Answer
(a)
Increasing on $(-3,0)\cup(0,3)$
Decreasing on $(-\infty, -3)\cup(3, \infty)$
(b)
No absolute maximum.
Local maximum: $(3,162),\ $
No absolute minimum.
Local minimum: $(-3,-162)$
Work Step by Step
$K(t) $is defined everywhere.
$K'(t)=45t^{2}-5t^{4}=5t^{2}(9-t^{2})$
$K'(0)=0$ for $x=-3,0$ and $ 3\quad$... critical points.
$K(-3)=-162,\qquad K(0)=0,\qquad K(3)=162$
The end behavior of a polynomial is dictated by the leading term $(-t^{5})$,
so $ K(t)\rightarrow +\infty$ on the far left and $ K(t)\rightarrow -\infty$ on the far right.

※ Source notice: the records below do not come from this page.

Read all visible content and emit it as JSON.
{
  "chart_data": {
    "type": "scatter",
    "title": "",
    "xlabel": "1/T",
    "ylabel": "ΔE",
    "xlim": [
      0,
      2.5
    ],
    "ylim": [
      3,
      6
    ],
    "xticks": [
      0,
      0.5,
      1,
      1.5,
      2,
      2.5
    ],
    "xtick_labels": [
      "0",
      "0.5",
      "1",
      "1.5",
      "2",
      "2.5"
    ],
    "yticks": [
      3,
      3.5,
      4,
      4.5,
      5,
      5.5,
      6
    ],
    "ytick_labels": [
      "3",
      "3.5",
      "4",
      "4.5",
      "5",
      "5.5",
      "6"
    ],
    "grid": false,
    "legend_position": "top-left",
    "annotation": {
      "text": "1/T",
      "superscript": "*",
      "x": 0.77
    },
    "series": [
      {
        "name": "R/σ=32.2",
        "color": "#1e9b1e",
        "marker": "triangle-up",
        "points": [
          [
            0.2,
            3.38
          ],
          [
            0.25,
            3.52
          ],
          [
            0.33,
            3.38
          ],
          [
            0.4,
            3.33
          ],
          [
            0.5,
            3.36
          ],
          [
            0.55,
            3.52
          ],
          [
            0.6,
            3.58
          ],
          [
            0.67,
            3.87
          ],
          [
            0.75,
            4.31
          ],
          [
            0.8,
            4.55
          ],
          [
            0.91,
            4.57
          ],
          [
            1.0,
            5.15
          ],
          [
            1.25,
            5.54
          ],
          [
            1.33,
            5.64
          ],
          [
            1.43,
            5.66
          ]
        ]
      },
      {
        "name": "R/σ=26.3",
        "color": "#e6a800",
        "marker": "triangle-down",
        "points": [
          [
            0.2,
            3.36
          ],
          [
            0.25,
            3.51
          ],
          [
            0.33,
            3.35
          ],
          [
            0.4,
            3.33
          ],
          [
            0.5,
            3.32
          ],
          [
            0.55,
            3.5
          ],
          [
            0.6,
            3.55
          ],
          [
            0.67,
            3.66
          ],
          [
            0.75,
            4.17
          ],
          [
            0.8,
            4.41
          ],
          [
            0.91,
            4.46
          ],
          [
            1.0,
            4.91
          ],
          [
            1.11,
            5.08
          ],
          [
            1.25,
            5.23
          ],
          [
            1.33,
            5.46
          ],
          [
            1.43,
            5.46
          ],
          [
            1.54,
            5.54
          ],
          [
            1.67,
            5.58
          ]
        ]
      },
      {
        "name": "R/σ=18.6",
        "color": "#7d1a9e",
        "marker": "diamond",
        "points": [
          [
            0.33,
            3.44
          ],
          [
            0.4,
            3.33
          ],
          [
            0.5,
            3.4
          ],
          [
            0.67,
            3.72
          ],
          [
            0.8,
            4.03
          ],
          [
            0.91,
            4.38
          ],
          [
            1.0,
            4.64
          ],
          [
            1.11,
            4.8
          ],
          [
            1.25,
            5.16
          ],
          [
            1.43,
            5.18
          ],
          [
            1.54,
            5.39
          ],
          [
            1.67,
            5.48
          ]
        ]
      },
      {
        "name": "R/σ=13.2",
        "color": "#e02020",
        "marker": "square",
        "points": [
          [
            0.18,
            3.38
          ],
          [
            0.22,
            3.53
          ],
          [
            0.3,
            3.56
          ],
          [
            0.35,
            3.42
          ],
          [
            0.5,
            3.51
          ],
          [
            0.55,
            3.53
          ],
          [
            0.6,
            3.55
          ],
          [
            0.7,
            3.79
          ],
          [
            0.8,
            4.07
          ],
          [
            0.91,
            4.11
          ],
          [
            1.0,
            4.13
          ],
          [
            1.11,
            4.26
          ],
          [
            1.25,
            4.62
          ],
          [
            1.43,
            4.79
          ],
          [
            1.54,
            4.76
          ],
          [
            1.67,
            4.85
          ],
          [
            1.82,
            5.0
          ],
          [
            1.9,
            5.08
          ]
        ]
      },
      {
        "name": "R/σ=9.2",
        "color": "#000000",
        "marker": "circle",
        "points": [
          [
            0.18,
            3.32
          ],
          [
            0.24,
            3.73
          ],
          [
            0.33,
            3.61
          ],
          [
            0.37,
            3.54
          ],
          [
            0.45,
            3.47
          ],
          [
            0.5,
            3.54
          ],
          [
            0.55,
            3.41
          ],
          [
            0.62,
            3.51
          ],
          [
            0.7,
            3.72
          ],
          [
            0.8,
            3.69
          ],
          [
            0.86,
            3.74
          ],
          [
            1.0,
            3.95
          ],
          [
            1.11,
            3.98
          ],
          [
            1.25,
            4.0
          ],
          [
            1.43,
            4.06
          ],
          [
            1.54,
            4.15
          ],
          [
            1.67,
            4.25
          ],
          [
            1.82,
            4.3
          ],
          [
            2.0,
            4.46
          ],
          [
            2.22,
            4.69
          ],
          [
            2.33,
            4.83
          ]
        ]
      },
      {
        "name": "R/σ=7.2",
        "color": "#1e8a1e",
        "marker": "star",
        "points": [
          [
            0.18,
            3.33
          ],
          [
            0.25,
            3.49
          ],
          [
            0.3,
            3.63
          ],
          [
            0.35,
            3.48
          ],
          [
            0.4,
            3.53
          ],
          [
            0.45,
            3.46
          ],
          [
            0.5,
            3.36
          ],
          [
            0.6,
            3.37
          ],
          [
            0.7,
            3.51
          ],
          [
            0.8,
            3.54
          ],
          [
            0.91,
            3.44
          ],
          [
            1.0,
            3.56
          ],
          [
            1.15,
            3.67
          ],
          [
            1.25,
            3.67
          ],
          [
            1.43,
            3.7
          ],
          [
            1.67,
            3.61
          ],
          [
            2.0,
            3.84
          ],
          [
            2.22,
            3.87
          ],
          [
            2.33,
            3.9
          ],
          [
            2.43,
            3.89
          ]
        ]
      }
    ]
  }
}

Using testpoints in the intervals between critical points,
$K'(-4)=-560 \lt 0$
$K'(-1)=40\gt 0$
$K'(1)=40 \gt 0$
$K'(4)=-560 \lt 0$
Tabular view:
$\begin{array}{l}
K':\\
\\
\\
K:
\end{array} \begin{array}{lllllllll}
-\infty & & -3 & & 0 & & 3 & & \infty\\
( & -- & | & ++ & | & ++ & | & -- & )\\
& & & & & & & & \\
+\infty & \searrow & & \nearrow & & \nearrow & 162 & \searrow & \\
& & -162 & & 0 & & & & -\infty\\
& & & & & & & &
\end{array}$
(a)
Increasing on $(-3,0)\cup(0,3)$
Decreasing on $(-\infty, -3)\cup(3, \infty)$
(b)
No absolute maximum.
Local maximum: $(3,162),\ $
No absolute minimum.
Local minimum: $(-3,-162)$